The domain-review loop also exposed another bottleneck: repeatedly modifying the main prompt for individual edge cases was slow, and a change that fixed one case could break cases that had already passed.
As a separate next phase, I proposed keeping the main assessment prompt relatively static and introducing a subsequent alignment step. This step uses a RAG-style approach to retrieve only the contextual guidance—or “patches”—applicable to each claim. Every patch should be versioned, traceable, and tested against both its target edge case and the broader regression suite before being promoted to the knowledge base.
Key takeaway: production quality does not come from a single test suite, metric, or prompt.
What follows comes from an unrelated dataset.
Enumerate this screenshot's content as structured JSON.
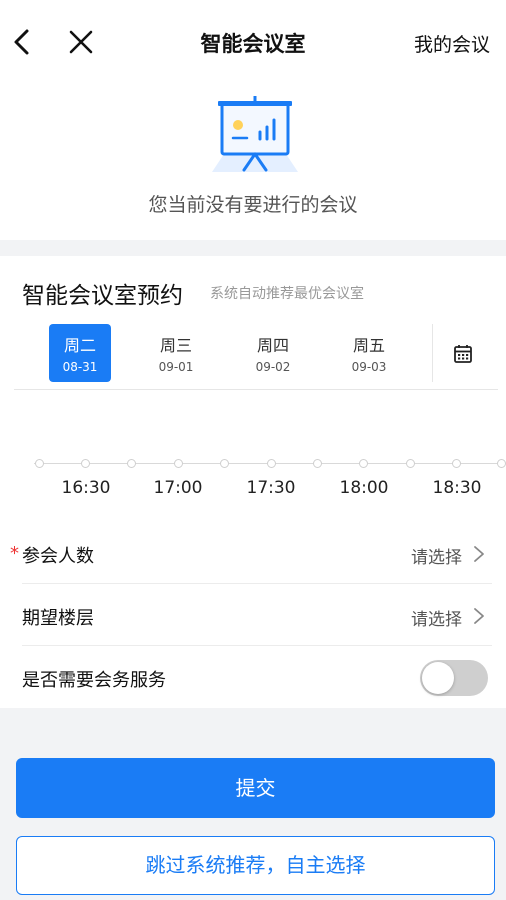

Build a fast engineering loop for frequent iteration, a deeper domain loop for discovering what automated evaluation misses, and an architecture that can absorb new feedback without destabilizing previously tested behavior.
Closing thoughts
The hardest part of shipping GenAI was not choosing the model or framework. It was building a process that could turn uncertain outputs and subjective feedback into measurable, maintainable improvements.
If I were starting again, I would still begin with the simplest possible prototype—but I would introduce measurement, refactoring, and structured feedback loops much earlier. A demo proves that an idea may work. These practices are what give it a chance to keep working as the data, requirements, and expectations grow.